There was a need to optimize work with String and BufferedReader
As I understand it, the problem is the large number of new instances of the string being created. I ask you, if possible, to explain how to act correctly and why it is to write the code.

 public class ExtensionFilter implements FilenameFilter { private String extension; ExtensionFilter(String extension) { this.extension = extension; } public boolean accept(File dir, String name) { String f = new File(name).getName(); return f.indexOf(extension) != -1; } } public class NonUniqueWords { public static void main(String[] args) { TreeSet<String> treeSet = new TreeSet<>(); String dirName = "D://PROJECT"; String extension = ".java"; String s; FilenameFilter filter = new ExtensionFilter(extension); File dir = new File(dirName); String[] filenames = dir.list(filter); for (String filename : filenames) { try (BufferedReader br = new BufferedReader(new FileReader("D://PROJECT//" + filename))) { while ((s = br.readLine()) != null) { StringTokenizer tokenizer = new StringTokenizer(s); while (tokenizer.hasMoreTokens()) { String token = tokenizer.nextToken(); treeSet.add(token); } } } catch (IOException ex) { System.out.println(ex.getMessage()); ex.printStackTrace(); } } System.out.println("The amount of non-unique words: " + treeSet.size()); } } 
  • 2
    And where do you create many instances of the string? - pavel163
  • And what's the problem then? - rjhdby
  • @ pavel163, @rjhdby I thought that creating a large number of String token = tokenizer.nextToken(); I have about 463 items - Oleg

1 answer 1

I did not see any problems with strings here. As an optimization algorithm, I can suggest using HashSet instead of TreeSet .
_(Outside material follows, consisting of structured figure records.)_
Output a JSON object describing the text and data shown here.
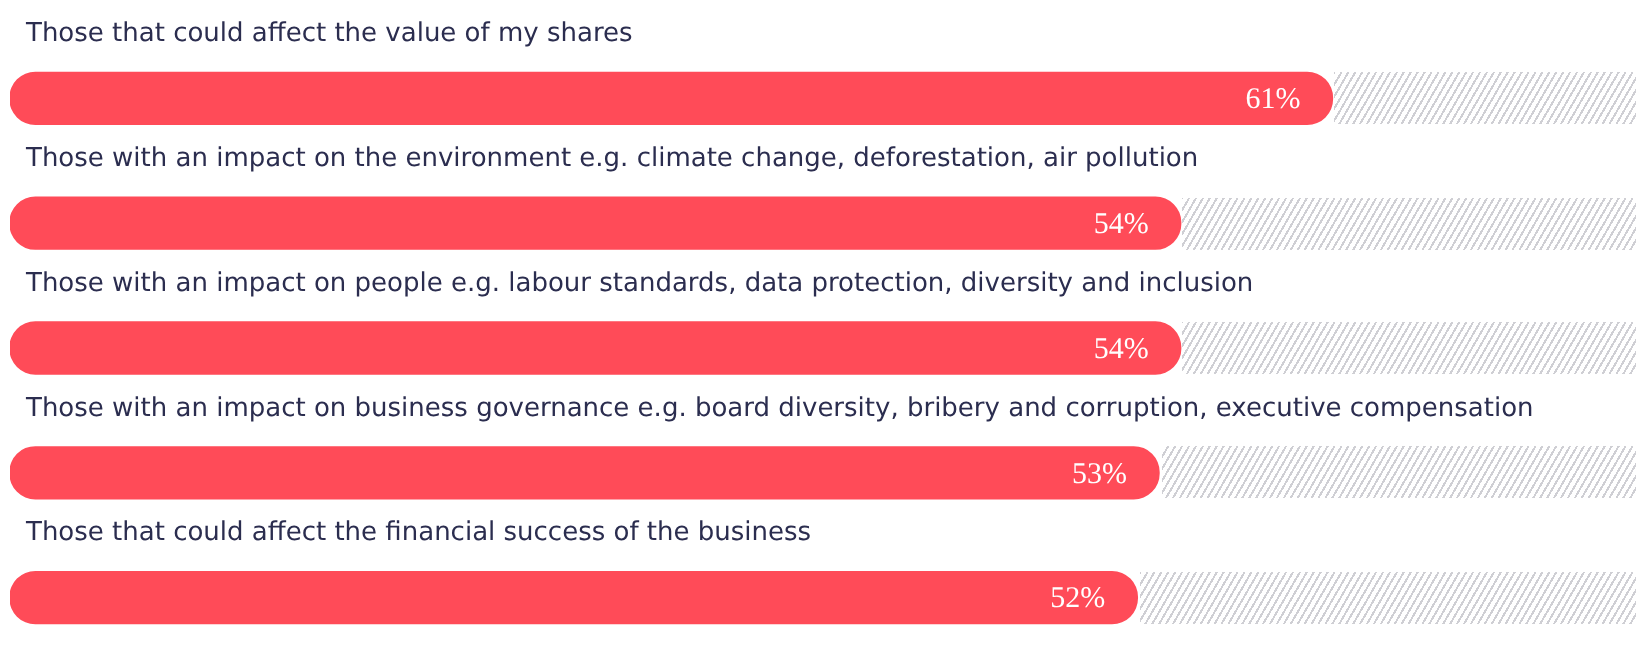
{
  "chart_data": {
    "type": "bar",
    "orientation": "horizontal",
    "categories": [
      "Those that could affect the value of my shares",
      "Those with an impact on the environment e.g. climate change, deforestation, air pollution",
      "Those with an impact on people e.g. labour standards, data protection, diversity and inclusion",
      "Those with an impact on business governance e.g. board diversity, bribery and corruption, executive compensation",
      "Those that could affect the financial success of the business"
    ],
    "values": [
      61,
      54,
      54,
      53,
      52
    ],
    "value_labels": [
      "61%",
      "54%",
      "54%",
      "53%",
      "52%"
    ],
    "color": "#ff4b58",
    "xlim": [
      0,
      75
    ],
    "tick_labels": false,
    "legend": false
  }
}
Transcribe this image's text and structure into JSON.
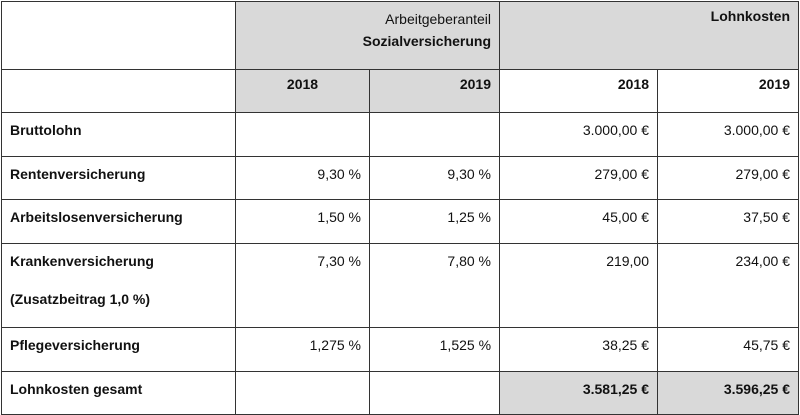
{
  "header": {
    "group1_line1": "Arbeitgeberanteil",
    "group1_line2": "Sozialversicherung",
    "group2": "Lohnkosten",
    "years": [
      "2018",
      "2019",
      "2018",
      "2019"
    ]
  },
  "rows": [
    {
      "label": "Bruttolohn",
      "ag2018": "",
      "ag2019": "",
      "lk2018": "3.000,00 €",
      "lk2019": "3.000,00 €"
    },
    {
      "label": "Rentenversicherung",
      "ag2018": "9,30 %",
      "ag2019": "9,30 %",
      "lk2018": "279,00 €",
      "lk2019": "279,00 €"
    },
    {
      "label": "Arbeitslosenversicherung",
      "ag2018": "1,50 %",
      "ag2019": "1,25 %",
      "lk2018": "45,00 €",
      "lk2019": "37,50 €"
    },
    {
      "label": "Krankenversicherung",
      "note": "(Zusatzbeitrag 1,0 %)",
      "ag2018": "7,30 %",
      "ag2019": "7,80 %",
      "lk2018": "219,00",
      "lk2019": "234,00 €"
    },
    {
      "label": "Pflegeversicherung",
      "ag2018": "1,275 %",
      "ag2019": "1,525 %",
      "lk2018": "38,25 €",
      "lk2019": "45,75 €"
    },
    {
      "label": "Lohnkosten gesamt",
      "ag2018": "",
      "ag2019": "",
      "lk2018": "3.581,25 €",
      "lk2019": "3.596,25 €"
    }
  ]
}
TreeSet stores data in a sorted form, but it also has the logarithmic complexity of the algorithm for adding elements. The order of elements is not defined in HashSet , and the time of adding elements is constant.

Given that the order of elements is not important for your algorithm, this replacement will speed up the execution of the code, but will not affect the result.